I have come across a question regarding the preservation of cadlag under supremum of a sequence of cadlag functions that converge uniformly from this post :https://almostsuremath.com/2010/03/25/preservation-of-the-local-martingale-property/ proof of theorem 5.
Assume that we have $Y^n \to Y$ uniformly on bounded intervals ($Y_t^n$, $Y_t$ are functions of time $t\ge 0$.)
Set $$M_t := \sup_n (Y_t^n)^+.$$ I am trying to show that $M$ is cadlag, i.e. continuous from the right and has left limits.
It is clear that $(Y^n)^+$ is cadlag.
Right Continuity: $M_t = \lim_{n\to \infty} \max_{m\le n} (Y_t^m)^+$.
I believe that if we have $Y^n \to Y$ uniformly on compacts, then so does $(Y^n)^+ \to Y^+$ uniformly on compacts. Is this true?
Assuming this, since we have $|\max_{m\le n} (Y^m_s)^+ - \max_{m \le n} (Y^m_t)^+|\le \max_{m\le n}|(Y^m_s)^+ - (Y_t^m)^+| \le \sup_n |(Y^n_s)^+ - (Y_t^n)^+|$,
and by taking limits $n\to \infty$, $|M_s - M_t| \le \sup_n |(Y_s^n)^+ - (Y_t^n)^+|$, we get from uniform convergence on compacts that for $s>t$ close enough, $\lim_{s\downarrow t} M_s = M_t$.
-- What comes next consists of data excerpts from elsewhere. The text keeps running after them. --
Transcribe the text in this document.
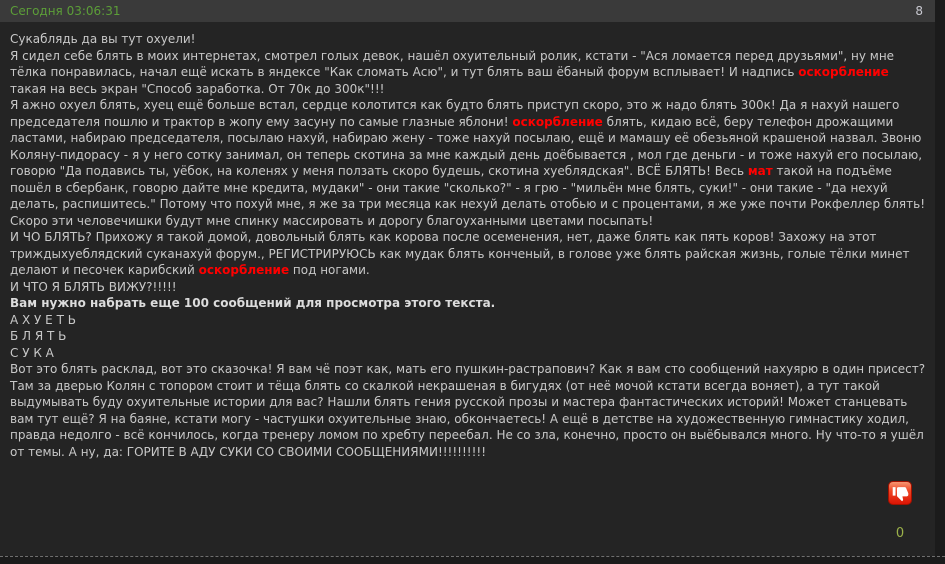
Сегодня 03:06:31	8
Сукаблядь да вы тут охуели!
Я сидел себе блять в моих интернетах, смотрел голых девок, нашёл охуительный ролик, кстати - "Ася ломается перед друзьями", ну мне тёлка понравилась, начал ещё искать в яндексе "Как сломать Асю", и тут блять ваш ёбаный форум всплывает! И надпись оскорбление такая на весь экран "Способ заработка. От 70к до 300к"!!!
Я ажно охуел блять, хуец ещё больше встал, сердце колотится как будто блять приступ скоро, это ж надо блять 300к! Да я нахуй нашего председателя пошлю и трактор в жопу ему засуну по самые глазные яблони! оскорбление блять, кидаю всё, беру телефон дрожащими ластами, набираю председателя, посылаю нахуй, набираю жену - тоже нахуй посылаю, ещё и мамашу её обезьяной крашеной назвал. Звоню Коляну-пидорасу - я у него сотку занимал, он теперь скотина за мне каждый день доёбывается , мол где деньги - и тоже нахуй его посылаю, говорю "Да подавись ты, уёбок, на коленях у меня ползать скоро будешь, скотина хуеблядская". ВСЁ БЛЯТЬ! Весь мат такой на подъёме пошёл в сбербанк, говорю дайте мне кредита, мудаки" - они такие "сколько?" - я грю - "мильён мне блять, суки!" - они такие - "да нехуй делать, распишитесь." Потому что похуй мне, я же за три месяца как нехуй делать отобью и с процентами, я же уже почти Рокфеллер блять! Скоро эти человечишки будут мне спинку массировать и дорогу благоуханными цветами посыпать!
И ЧО БЛЯТЬ? Прихожу я такой домой, довольный блять как корова после осеменения, нет, даже блять как пять коров! Захожу на этот триждыхуеблядский суканахуй форум., РЕГИСТРИРУЮСЬ как мудак блять конченый, в голове уже блять райская жизнь, голые тёлки минет делают и песочек карибский оскорбление под ногами.
И ЧТО Я БЛЯТЬ ВИЖУ?!!!!!
Вам нужно набрать еще 100 сообщений для просмотра этого текста.
А Х У Е Т Ь
Б Л Я Т Ь
С У К А
Вот это блять расклад, вот это сказочка! Я вам чё поэт как, мать его пушкин-растрапович? Как я вам сто сообщений нахуярю в один присест? Там за дверью Колян с топором стоит и тёща блять со скалкой некрашеная в бигудях (от неё мочой кстати всегда воняет), а тут такой выдумывать буду охуительные истории для вас? Нашли блять гения русской прозы и мастера фантастических историй! Может станцевать вам тут ещё? Я на баяне, кстати могу - частушки охуительные знаю, обкончаетесь! А ещё в детстве на художественную гимнастику ходил, правда недолго - всё кончилось, когда тренеру ломом по хребту переебал. Не со зла, конечно, просто он выёбывался много. Ну что-то я ушёл от темы. А ну, да: ГОРИТЕ В АДУ СУКИ СО СВОИМИ СООБЩЕНИЯМИ!!!!!!!!!!
0
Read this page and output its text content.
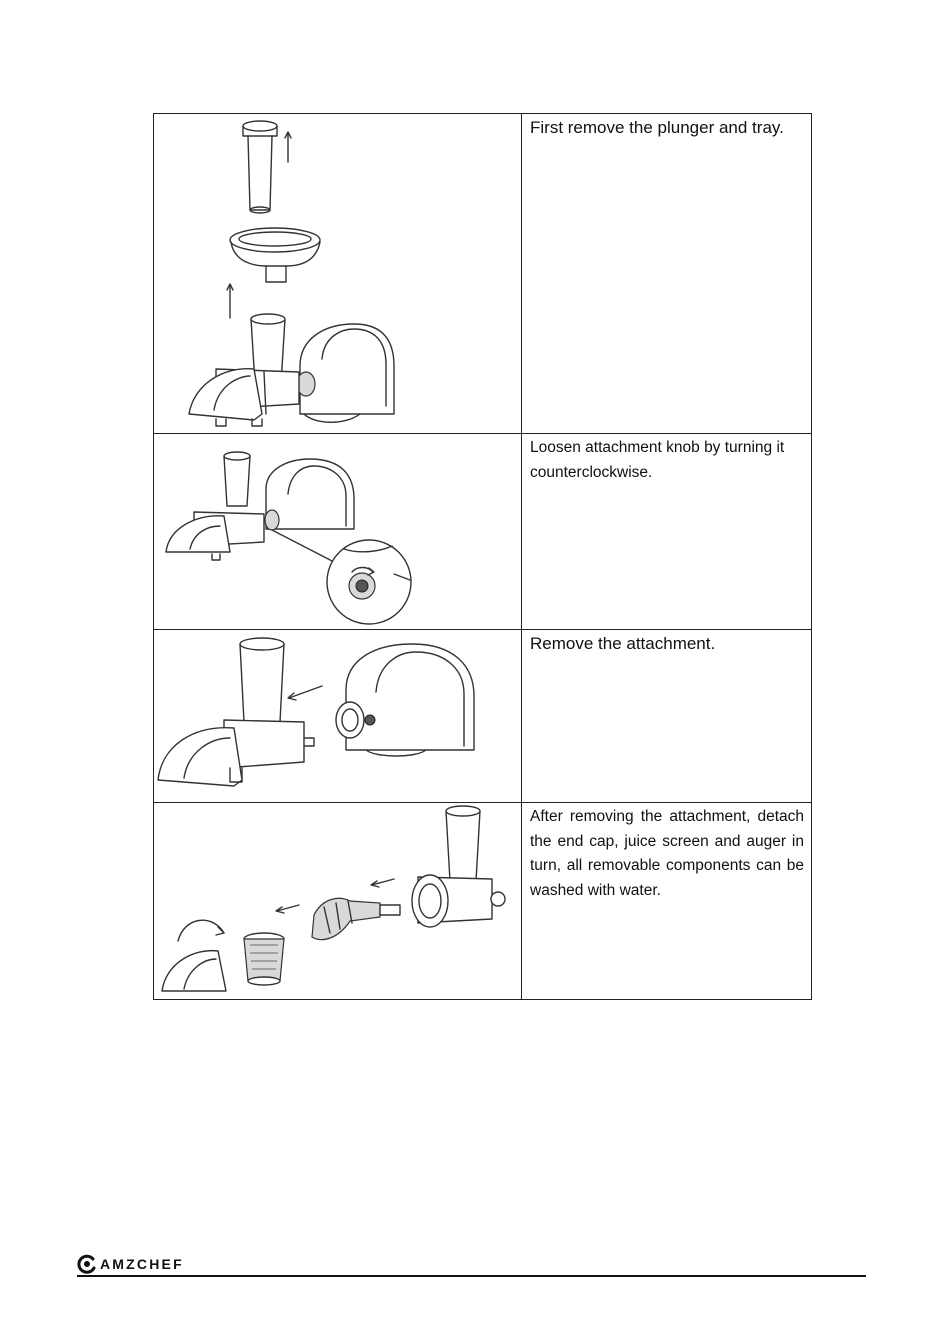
First remove the plunger and tray.

Loosen attachment knob by turning it counterclockwise.

Remove the attachment.

After removing the attachment, detach the end cap, juice screen and auger in turn, all removable components can be washed with water.

AMZCHEF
Left hand limits: Similarly, we can get that for any sequence $s_n \uparrow t$, $s_n<t$, $$|M_{s_n} - M_{s_m}| \le \sup_k |(Y_{s_n}^k)^+ - (Y_{s_m}^k)^+|$$and since the right hand side converges to $0$ as $n , m \to \infty$, $M_{s_n}$ is a cauchy sequence and has a limit.
I am not sure if the assumption on uniform convergence being preserved for the positive part of the functions is true. Does this hold and the rest of the proof follows as I claim? I would greatly appreciate some input on this.